Mayoral column June 2022
It is June already and I have a lot that I’d like to say before Council heads into its “pre-election period” and I pause these mayoral columns for a few months. So please bear with me as I cover a few short things in response to questions and comments I have received recently.
I am pleased to hear about a few new community groups that have been formed to benefit their members and to help understanding and information flow with council – for example, the Ratepayers Association and a small group out at the Drifts.
I applaud this – I appreciate that sometimes council processes can be hard to navigate and I am all for groups that want to get more information, find out what’s possible and work more directly with council. These groups can be a great way to make sure you have your questions answered, gather more facts and background, understand the role of council and create the changes you think the community needs.
But you don’t need to be part of a group if you want to work more closely or know more about council. We always encourage people to be hands-on and involved in local democracy and constructive feedback is encouraged. Of course, it is much more useful if the feedback is actually constructive and directed to the right place, not only a moan on social media. As always, your Councillors are happy to meet or chat about questions and concerns.
In addition to elected representatives, Council frequently asks the community for their views and thoughts directly, for example the Harbour and Wharf master plan currently open for consultation or the Annual Plan. Feedback is welcome any time on any topic through the website, letters, emails, online, Antenno or face-to-face. We are always open to general feedback, but also specific feedback such as on Long Term Plans, changes to bylaws and so on. It is an open door policy so please just ask.
You can also let council know when you appreciate something. For example, I’d like to express how incredibly proud I am of all the work that has gone into a whole calendar of Matariki events. They are outstanding and very well attended and much appreciated by so many of us in the community. Thank you to everyone involved in this mahi.

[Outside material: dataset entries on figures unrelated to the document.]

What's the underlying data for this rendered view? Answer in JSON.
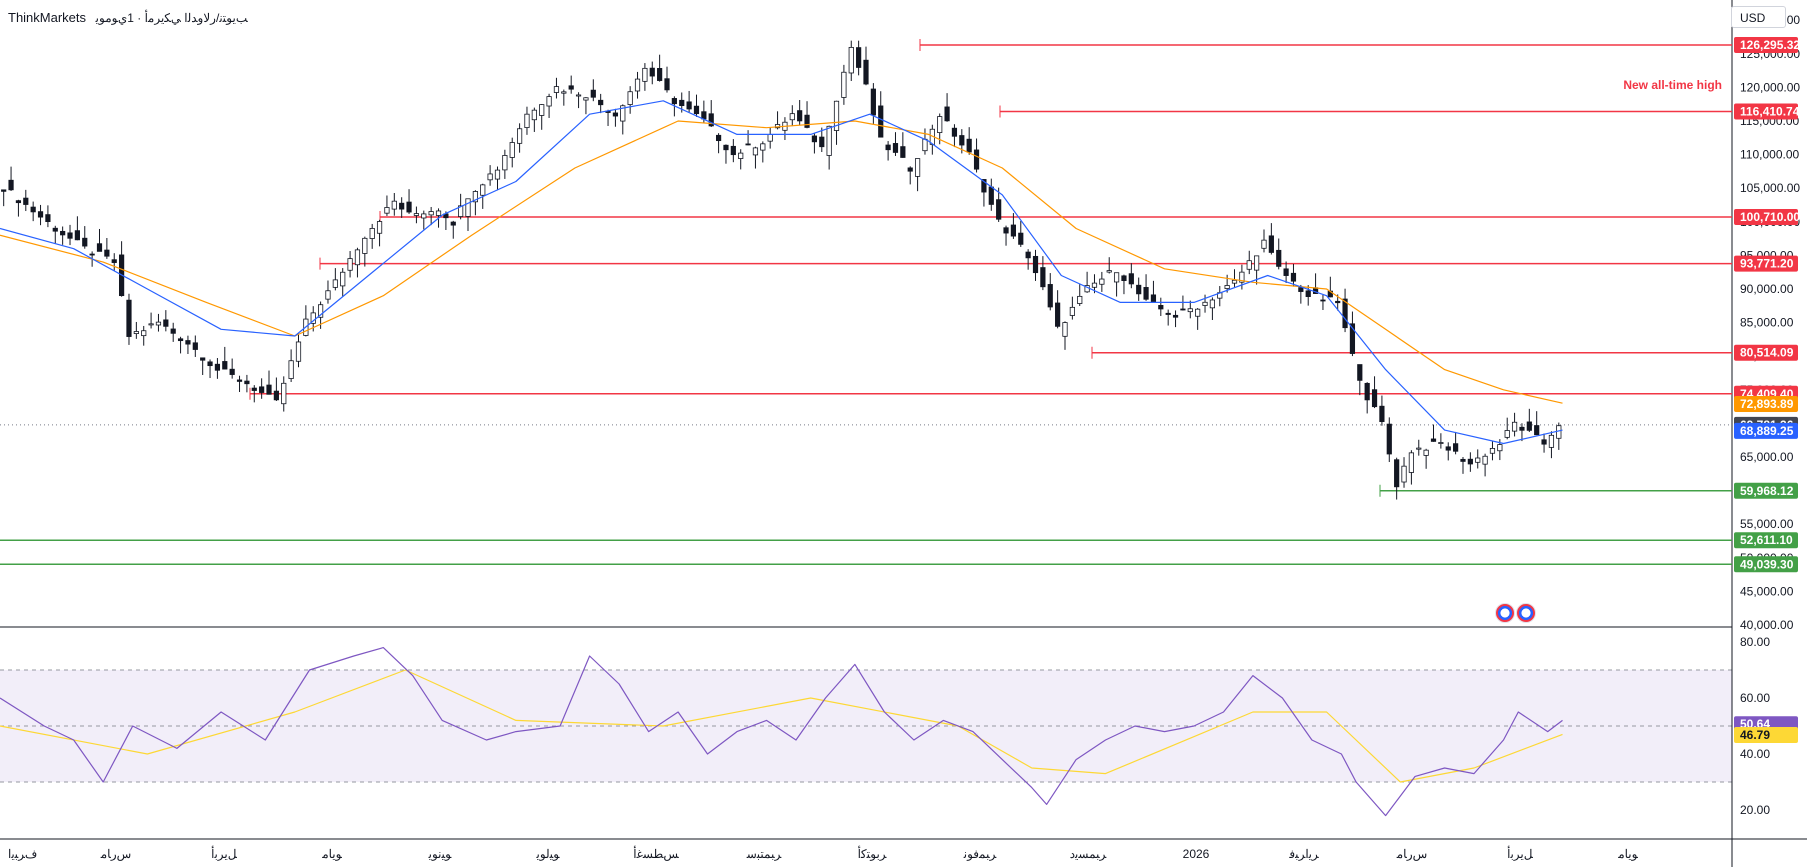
{
  "header": {
    "broker": "ThinkMarkets",
    "instrument": "ﺐﻳﻮﺘﻧ/ﺭﻻﻭﺪﻟﺍ ﻲﻜﻳﺮﻣﺃ · 1ﻱﻮﻣﻮﻳ"
  },
  "currency": "USD",
  "price_axis": {
    "ticks": [
      "130,000.00",
      "125,000.00",
      "120,000.00",
      "115,000.00",
      "110,000.00",
      "105,000.00",
      "100,000.00",
      "95,000.00",
      "90,000.00",
      "85,000.00",
      "80,000.00",
      "75,000.00",
      "70,000.00",
      "65,000.00",
      "60,000.00",
      "55,000.00",
      "50,000.00",
      "45,000.00",
      "40,000.00"
    ]
  },
  "rsi_axis": {
    "ticks": [
      "80.00",
      "60.00",
      "40.00",
      "20.00"
    ]
  },
  "time_axis": {
    "labels": [
      "ﻑﺮﺒﻳﺍ",
      "ﺱﺭﺎﻣ",
      "ﻞﻳﺮﺑﺃ",
      "ﻮﻳﺎﻣ",
      "ﻮﻴﻧﻮﻳ",
      "ﻮﻴﻟﻮﻳ",
      "ﺲﻄﺴﻏﺃ",
      "ﺮﺒﻤﺘﺒﺳ",
      "ﺮﺑﻮﺘﻛﺃ",
      "ﺮﺒﻤﻓﻮﻧ",
      "ﺮﺒﻤﺴﻳﺩ",
      "2026",
      "ﺮﻳﺍﺮﺒﻓ",
      "ﺱﺭﺎﻣ",
      "ﻞﻳﺮﺑﺃ",
      "ﻮﻳﺎﻣ"
    ]
  },
  "annotations": {
    "ath_note": "New all-time high"
  },
  "levels": [
    {
      "label": "126,295.32",
      "value": 126295.32,
      "color": "#f23645",
      "line_color": "#f23645"
    },
    {
      "label": "116,410.74",
      "value": 116410.74,
      "color": "#f23645",
      "line_color": "#f23645"
    },
    {
      "label": "100,710.00",
      "value": 100710.0,
      "color": "#f23645",
      "line_color": "#f23645"
    },
    {
      "label": "93,771.20",
      "value": 93771.2,
      "color": "#f23645",
      "line_color": "#f23645"
    },
    {
      "label": "80,514.09",
      "value": 80514.09,
      "color": "#f23645",
      "line_color": "#f23645"
    },
    {
      "label": "74,409.40",
      "value": 74409.4,
      "color": "#f23645",
      "line_color": "#f23645"
    },
    {
      "label": "59,968.12",
      "value": 59968.12,
      "color": "#43a047",
      "line_color": "#43a047"
    },
    {
      "label": "52,611.10",
      "value": 52611.1,
      "color": "#43a047",
      "line_color": "#43a047"
    },
    {
      "label": "49,039.30",
      "value": 49039.3,
      "color": "#43a047",
      "line_color": "#43a047"
    }
  ],
  "price_tags": [
    {
      "label": "72,893.89",
      "value": 72893.89,
      "color": "#ff9800"
    },
    {
      "label": "69,781.36",
      "value": 69781.36,
      "color": "#434651"
    },
    {
      "label": "68,889.25",
      "value": 68889.25,
      "color": "#2962ff"
    }
  ],
  "rsi_tags": [
    {
      "label": "50.64",
      "value": 50.64,
      "color": "#7e57c2"
    },
    {
      "label": "46.79",
      "value": 46.79,
      "color": "#fdd835"
    }
  ],
  "chart_data": {
    "type": "line",
    "ylim": [
      40000,
      133000
    ],
    "price_path": [
      [
        0,
        106000
      ],
      [
        8,
        99000
      ],
      [
        12,
        96000
      ],
      [
        16,
        94000
      ],
      [
        18,
        83000
      ],
      [
        22,
        85000
      ],
      [
        26,
        82000
      ],
      [
        30,
        78000
      ],
      [
        34,
        76000
      ],
      [
        38,
        73000
      ],
      [
        42,
        85000
      ],
      [
        46,
        91000
      ],
      [
        50,
        98000
      ],
      [
        54,
        103000
      ],
      [
        56,
        101000
      ],
      [
        60,
        102000
      ],
      [
        62,
        100000
      ],
      [
        64,
        104000
      ],
      [
        68,
        108000
      ],
      [
        72,
        116000
      ],
      [
        76,
        120000
      ],
      [
        80,
        119000
      ],
      [
        84,
        116000
      ],
      [
        88,
        123000
      ],
      [
        92,
        118000
      ],
      [
        96,
        115000
      ],
      [
        100,
        110000
      ],
      [
        104,
        112000
      ],
      [
        108,
        116000
      ],
      [
        112,
        111000
      ],
      [
        116,
        126000
      ],
      [
        118,
        120000
      ],
      [
        120,
        112000
      ],
      [
        124,
        108000
      ],
      [
        128,
        116000
      ],
      [
        132,
        110000
      ],
      [
        136,
        100000
      ],
      [
        140,
        95000
      ],
      [
        142,
        90000
      ],
      [
        144,
        84000
      ],
      [
        148,
        90000
      ],
      [
        152,
        93000
      ],
      [
        156,
        88000
      ],
      [
        160,
        86000
      ],
      [
        164,
        88000
      ],
      [
        168,
        91000
      ],
      [
        172,
        97000
      ],
      [
        174,
        93000
      ],
      [
        178,
        89000
      ],
      [
        182,
        88000
      ],
      [
        184,
        80000
      ],
      [
        186,
        74000
      ],
      [
        188,
        70000
      ],
      [
        190,
        61000
      ],
      [
        192,
        66000
      ],
      [
        196,
        67000
      ],
      [
        200,
        64000
      ],
      [
        204,
        67000
      ],
      [
        206,
        70000
      ],
      [
        210,
        67000
      ],
      [
        212,
        70000
      ]
    ],
    "ema20": [
      [
        0,
        99000
      ],
      [
        10,
        96000
      ],
      [
        20,
        90000
      ],
      [
        30,
        84000
      ],
      [
        40,
        83000
      ],
      [
        50,
        92000
      ],
      [
        60,
        101000
      ],
      [
        70,
        106000
      ],
      [
        80,
        116000
      ],
      [
        90,
        118000
      ],
      [
        100,
        113000
      ],
      [
        110,
        113000
      ],
      [
        118,
        116000
      ],
      [
        126,
        112000
      ],
      [
        136,
        104000
      ],
      [
        144,
        92000
      ],
      [
        152,
        88000
      ],
      [
        162,
        88000
      ],
      [
        172,
        92000
      ],
      [
        180,
        89000
      ],
      [
        188,
        78000
      ],
      [
        196,
        69000
      ],
      [
        204,
        67000
      ],
      [
        212,
        69000
      ]
    ],
    "ema50": [
      [
        0,
        98000
      ],
      [
        14,
        94000
      ],
      [
        28,
        88000
      ],
      [
        40,
        83000
      ],
      [
        52,
        89000
      ],
      [
        64,
        98000
      ],
      [
        78,
        108000
      ],
      [
        92,
        115000
      ],
      [
        104,
        114000
      ],
      [
        116,
        115000
      ],
      [
        126,
        113000
      ],
      [
        136,
        108000
      ],
      [
        146,
        99000
      ],
      [
        158,
        93000
      ],
      [
        170,
        91000
      ],
      [
        180,
        90000
      ],
      [
        188,
        84000
      ],
      [
        196,
        78000
      ],
      [
        204,
        75000
      ],
      [
        212,
        73000
      ]
    ],
    "rsi_path": [
      [
        0,
        60
      ],
      [
        6,
        50
      ],
      [
        10,
        45
      ],
      [
        14,
        30
      ],
      [
        18,
        50
      ],
      [
        24,
        42
      ],
      [
        30,
        55
      ],
      [
        36,
        45
      ],
      [
        42,
        70
      ],
      [
        48,
        75
      ],
      [
        52,
        78
      ],
      [
        56,
        68
      ],
      [
        60,
        52
      ],
      [
        66,
        45
      ],
      [
        70,
        48
      ],
      [
        76,
        50
      ],
      [
        80,
        75
      ],
      [
        84,
        65
      ],
      [
        88,
        48
      ],
      [
        92,
        55
      ],
      [
        96,
        40
      ],
      [
        100,
        48
      ],
      [
        104,
        52
      ],
      [
        108,
        45
      ],
      [
        112,
        60
      ],
      [
        116,
        72
      ],
      [
        120,
        55
      ],
      [
        124,
        45
      ],
      [
        128,
        52
      ],
      [
        132,
        48
      ],
      [
        136,
        38
      ],
      [
        140,
        28
      ],
      [
        142,
        22
      ],
      [
        146,
        38
      ],
      [
        150,
        45
      ],
      [
        154,
        50
      ],
      [
        158,
        48
      ],
      [
        162,
        50
      ],
      [
        166,
        55
      ],
      [
        170,
        68
      ],
      [
        174,
        60
      ],
      [
        178,
        45
      ],
      [
        182,
        40
      ],
      [
        184,
        30
      ],
      [
        188,
        18
      ],
      [
        192,
        32
      ],
      [
        196,
        35
      ],
      [
        200,
        33
      ],
      [
        204,
        45
      ],
      [
        206,
        55
      ],
      [
        210,
        48
      ],
      [
        212,
        52
      ]
    ],
    "rsi_ma": [
      [
        0,
        50
      ],
      [
        20,
        40
      ],
      [
        40,
        55
      ],
      [
        55,
        70
      ],
      [
        70,
        52
      ],
      [
        90,
        50
      ],
      [
        110,
        60
      ],
      [
        130,
        50
      ],
      [
        140,
        35
      ],
      [
        150,
        33
      ],
      [
        170,
        55
      ],
      [
        180,
        55
      ],
      [
        190,
        30
      ],
      [
        200,
        35
      ],
      [
        212,
        47
      ]
    ],
    "rsi_ylim": [
      10,
      85
    ],
    "rsi_bands": [
      70,
      50,
      30
    ],
    "x_max": 235
  }
}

Elections will be later this year (which is why this will be my last mayoral column for a while) and so it is a timely reminder of what a councillor does because I am sure there will be a few out there who are keen to put their name forward for this important role.
We are all elected to make decisions on behalf of our entire community and that means we sometimes need to deal with things that we would rather leave in the “too hard basket”. As a councillor we need to bring an open mind and set aside personal interests. It also means listening to a wide range of views and not just bowing to a noisy minority or the people we spoke to most recently. It is sometimes difficult, but we need to look at the bigger picture, not just the latest opinion we heard in the supermarket. That is why the more people who give feedback to council, the better.
We make decisions for our grandchildren’s children. As the saying goes – we plant trees in whose shade we do not expect to sit.
We get reports from council. They are neutral, lay out a problem for us to consider, provide technical details and advice on the process. It is then our job to ask questions or ask for more information or to clarify things that we don’t understand. We need to make sure we have everything in front of us for an informed decision with a solid understanding of the outcomes. We can ask for more if we don’t have that.
When Councillors make a decision, they must consider what is best for the whole district, current and future. We often must balance competing interests, with many limitations for example central government rules or financial constraints, so there is rarely a situation when everyone gets exactly what they want. The point of having seven different voices at the table is that we bring different values and skills and solutions to issues.
We need strategic thinkers – people willing to look ahead, think carefully and look for long-term solutions to our complex issues. There is rarely one “right” answer and our job is to find the “best” one – most affordable, most long-lived, most benefit for the most people. Some people not getting what they want is not that council “hasn’t listened”, it is just that we may have chosen a different path or a different priority. As I said – there is rarely a solution that makes everyone happy. And that is often the nature of local democracy. It certainly makes the role of elected representative a challenging but rewarding one.
As Councillors we should also have a clear understanding of our role of governors not managers. We provide clear and consistent direction to council on what we want to happen. And we hold council responsible for spending and how they are meeting the priorities we set. We can’t get caught up in the day-to-day operations of council, but we provide a vital window in and out to the community.
In short, what I am saying is that with elections around the corner I would encourage people to start thinking about what they want in their elected representatives and make sure that you are enrolled to vote when the time comes. You’ll start seeing a lot more advertising about this over the next few months. There will also be a poll about Māori wards for Ōpōtiki and there is a lot to think about and consider in that space as well.
We are not the same as The Government (although we do have quite a few jobs they give us to do). We are your very own LOCAL government, made up of your own community. You get to decide who that local voice should be by voting.